19 avr 2018

Voyage d’une Parisienne à Lhassa : à pied et en mendiant de la Chine à l’Inde, à travers le Tibet

David-Néel, Alexandra

Voyage d'une Parisienne à Lhassa Pocket

C’est comme un journal de voyage plein de menus détails qui en viennent très heureusement à laisser au lecteur une impression qu’il l’a fait lui-même. Bien-sûr, il y a aussi l’auteure qui est animée d’une soif insatiable de percer le mystère des pratiques religieuses du Tibet, prête à déjouer toutes les embûches pour y arriver, dont une importante qui est l’état politique de ce pays dans ces années-là, donc au début du vingtième siècle.

En effet, le pays dépendait de la Chine, sauf pour certaines zones mises sous protectorat britannique, par exemple le cœur du Tibet avec la ville de Lhassa dont l’accès était refusé aux étrangers. Y pénétrer pour entrer en contact avec les lamas était donc une entreprise très risquée et l’astuce de se déguiser en mendiant local pour y arriver était aussi très dur au jour le jour. Se cacher pour ne pas qu’on voit qu’elle était blanche, marcher sans relâche et franchir des cols enneigés allant jusqu’à 5 555 mètres d’altitude, manger peu, dormir n’importe où le plus souvent alors qu’elle aura 56 ans, quand elle arrivera à son but.

Alexandra David-Néel est accompagnée par un jeune lama et des porteurs et elle les dirige de main de maître. Elle est même armée d’un pistolet pour pouvoir faire face aux bandes de brigands qui parcourent la région. Elle a aussi recours quelquefois à de petits stratagèmes pour détourner l’attention de personnes qui pourraient lui nuire en leur donnant, par exemple, de fausses indications. Mais c’est aussi l’ivresse de l’aventure qui la guide.

Si l’histoire est captivante, le style n’est pas très recherché, mais il y a quelques passages poétiques en parlant de la merveilleuse nature qui l’entoure.
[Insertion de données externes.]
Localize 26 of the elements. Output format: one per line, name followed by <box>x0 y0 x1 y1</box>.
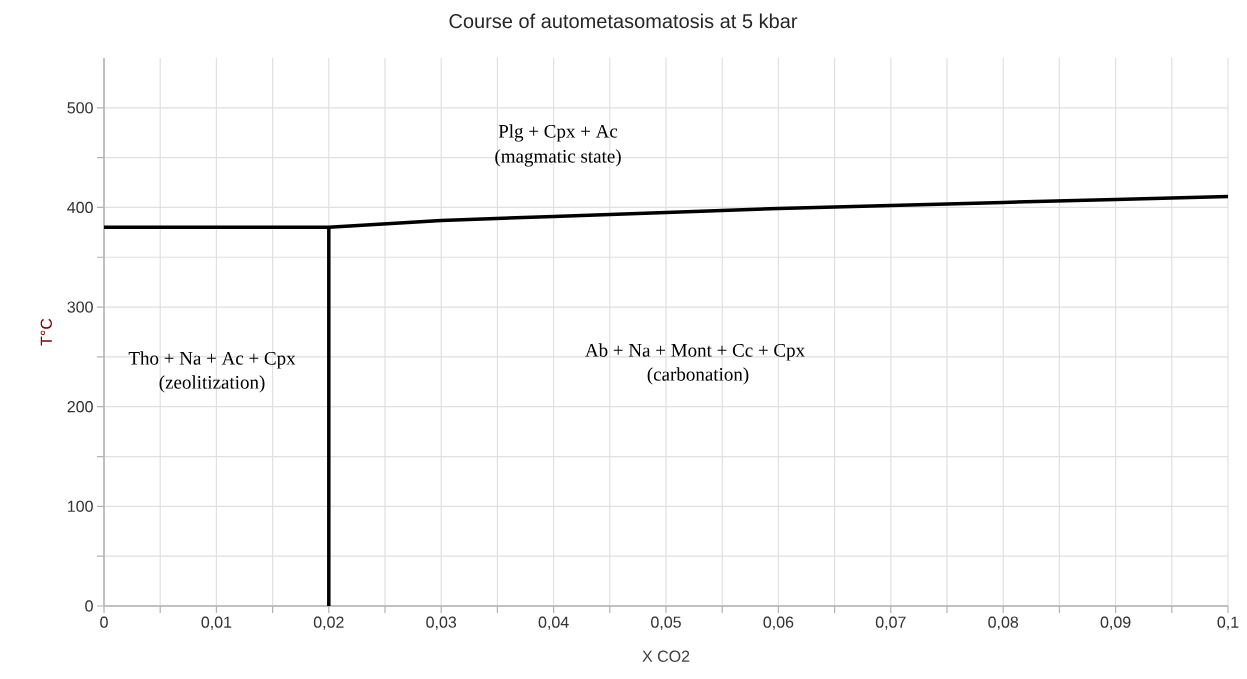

Je crois qu’Hergé a dû lire son livre pour pouvoir écrire Tintin au Tibet. Il y a aussi des paroles de sagesse prononcées çà et là, comme cette anecdote où quelqu’un est anxieux d’avoir mangé la soupe d’un animal, ce qui était faux, alors elle souligne : pourquoi s’en faire pour une idée ? Des histoires touchantes, comme celle d’un vieux couple heureux dans une cabane dans la nature et entouré d’animaux.

Enfin, elle arrive au bout de son voyage et c’est la récompense : pouvoir s’imprégner du Tibet, de son histoire et de ses religions, ce qui est fort intéressant. Elle conclut en disant qu’à Lhassa elle a recueilli une nouvelle preuve du fait que « l’esprit d’invention des hommes se meut dans un cercle restreint [...] ils reproduisent à des siècles d’intervalle et en des contrées fort distantes des croyances et des rites de peuples dont ils n’ont jamais entendu parler. »

Membre : N.L., Île-des-Soeurs

David-Néel, Alexandra. Voyage d’une Parisienne à Lhassa : à pied et en mendiant de la Chine à l’Inde, à travers le Tibet, Éditions Plon, 1927, 372 pages.